We recommend to clients that they include data breach as a possible scenario when planning for the most likely crisis events in their business. As part of that planning process, we urge clients to develop talking points ahead of time and vet them with legal and senior management. By having at least that first statement ready to go at a moment’s notice, pre-approved, the company avoids the costly delays that can occur when there is no plan to communicate with customers and other stakeholders.
Once the crisis plan is approved, we encourage clients to run a simulation exercise to assure that it works as designed. We design and deploy custom simulation exercises for clients to help them fine-tune their crisis plan and fix any gaps that are found, while practicing in the safe environment of the simulation.
Don’t let your customers hear about the issue from anyone but you. Companies should be prepared to notify customers before they have all the facts. Data breach investigations can take months, but customers will quickly take their business elsewhere if they feel that their data have been exposed for too long without notification. Commit to sharing what you know as soon as possible, and to providing regular updates. Acknowledge that the situation may change, and update all audiences when it does.
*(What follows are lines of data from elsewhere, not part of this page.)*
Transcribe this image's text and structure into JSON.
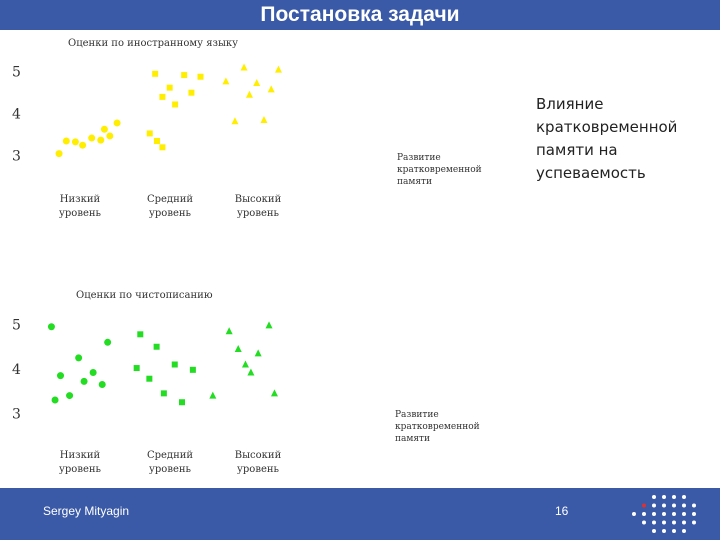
{
  "slide": {
    "title": "Постановка задачи",
    "side_note": "Влияние кратковременной памяти на успеваемость",
    "footer_author": "Sergey Mityagin",
    "page_number": "16"
  },
  "colors": {
    "bar": "#3a5aa8",
    "chart1_marker": "#ffee00",
    "chart2_marker": "#22dd22"
  },
  "icons": {
    "logo": "dot-grid-logo"
  },
  "chart_data": [
    {
      "type": "scatter",
      "title": "Оценки по иностранному языку",
      "xlabel": "Развитие кратковременной памяти",
      "ylabel": "",
      "yticks": [
        "3",
        "4",
        "5"
      ],
      "ylim": [
        2.85,
        5.35
      ],
      "categories": [
        "Низкий уровень",
        "Средний уровень",
        "Высокий уровень"
      ],
      "series": [
        {
          "marker": "circle",
          "points": [
            {
              "x": 0.1,
              "y": 3.05
            },
            {
              "x": 0.18,
              "y": 3.35
            },
            {
              "x": 0.28,
              "y": 3.33
            },
            {
              "x": 0.36,
              "y": 3.25
            },
            {
              "x": 0.46,
              "y": 3.42
            },
            {
              "x": 0.56,
              "y": 3.37
            },
            {
              "x": 0.6,
              "y": 3.63
            },
            {
              "x": 0.66,
              "y": 3.47
            },
            {
              "x": 0.74,
              "y": 3.78
            }
          ]
        },
        {
          "marker": "square",
          "points": [
            {
              "x": 1.1,
              "y": 3.53
            },
            {
              "x": 1.18,
              "y": 3.35
            },
            {
              "x": 1.24,
              "y": 3.2
            },
            {
              "x": 1.16,
              "y": 4.95
            },
            {
              "x": 1.24,
              "y": 4.4
            },
            {
              "x": 1.32,
              "y": 4.62
            },
            {
              "x": 1.38,
              "y": 4.22
            },
            {
              "x": 1.48,
              "y": 4.92
            },
            {
              "x": 1.56,
              "y": 4.5
            },
            {
              "x": 1.66,
              "y": 4.88
            }
          ]
        },
        {
          "marker": "triangle",
          "points": [
            {
              "x": 1.94,
              "y": 4.77
            },
            {
              "x": 2.04,
              "y": 3.82
            },
            {
              "x": 2.14,
              "y": 5.1
            },
            {
              "x": 2.2,
              "y": 4.45
            },
            {
              "x": 2.28,
              "y": 4.73
            },
            {
              "x": 2.36,
              "y": 3.85
            },
            {
              "x": 2.44,
              "y": 4.58
            },
            {
              "x": 2.52,
              "y": 5.05
            }
          ]
        }
      ]
    },
    {
      "type": "scatter",
      "title": "Оценки по чистописанию",
      "xlabel": "Развитие кратковременной памяти",
      "ylabel": "",
      "yticks": [
        "3",
        "4",
        "5"
      ],
      "ylim": [
        2.85,
        5.35
      ],
      "categories": [
        "Низкий уровень",
        "Средний уровень",
        "Высокий уровень"
      ],
      "series": [
        {
          "marker": "circle",
          "points": [
            {
              "x": 0.06,
              "y": 4.95
            },
            {
              "x": 0.1,
              "y": 3.3
            },
            {
              "x": 0.16,
              "y": 3.85
            },
            {
              "x": 0.26,
              "y": 3.4
            },
            {
              "x": 0.36,
              "y": 4.25
            },
            {
              "x": 0.42,
              "y": 3.72
            },
            {
              "x": 0.52,
              "y": 3.92
            },
            {
              "x": 0.62,
              "y": 3.65
            },
            {
              "x": 0.68,
              "y": 4.6
            }
          ]
        },
        {
          "marker": "square",
          "points": [
            {
              "x": 1.0,
              "y": 4.02
            },
            {
              "x": 1.04,
              "y": 4.78
            },
            {
              "x": 1.14,
              "y": 3.78
            },
            {
              "x": 1.22,
              "y": 4.5
            },
            {
              "x": 1.3,
              "y": 3.45
            },
            {
              "x": 1.42,
              "y": 4.1
            },
            {
              "x": 1.5,
              "y": 3.25
            },
            {
              "x": 1.62,
              "y": 3.98
            }
          ]
        },
        {
          "marker": "triangle",
          "points": [
            {
              "x": 1.84,
              "y": 3.4
            },
            {
              "x": 2.02,
              "y": 4.85
            },
            {
              "x": 2.12,
              "y": 4.45
            },
            {
              "x": 2.2,
              "y": 4.1
            },
            {
              "x": 2.26,
              "y": 3.92
            },
            {
              "x": 2.34,
              "y": 4.35
            },
            {
              "x": 2.46,
              "y": 4.98
            },
            {
              "x": 2.52,
              "y": 3.45
            }
          ]
        }
      ]
    }
  ]
}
As the crisis unfolds, it’s important to take ownership of the problem and acknowledge responsibility for the breach. Avoid trying to lay blame on a vendor or employee until all the facts are known. Don’t play the victim. Even if a crime has been committed against your company, the court of public opinion will not consider the company a victim. Express regret and talk about the steps being taken to assure the problem is fixed.
There is much more that we can say about the value of a plan. The investment you make in a crisis communications plan will pay for itself quickly when the inevitable occurs. It is always easier (and less costly) to prepare and prevent, than to repair and repent.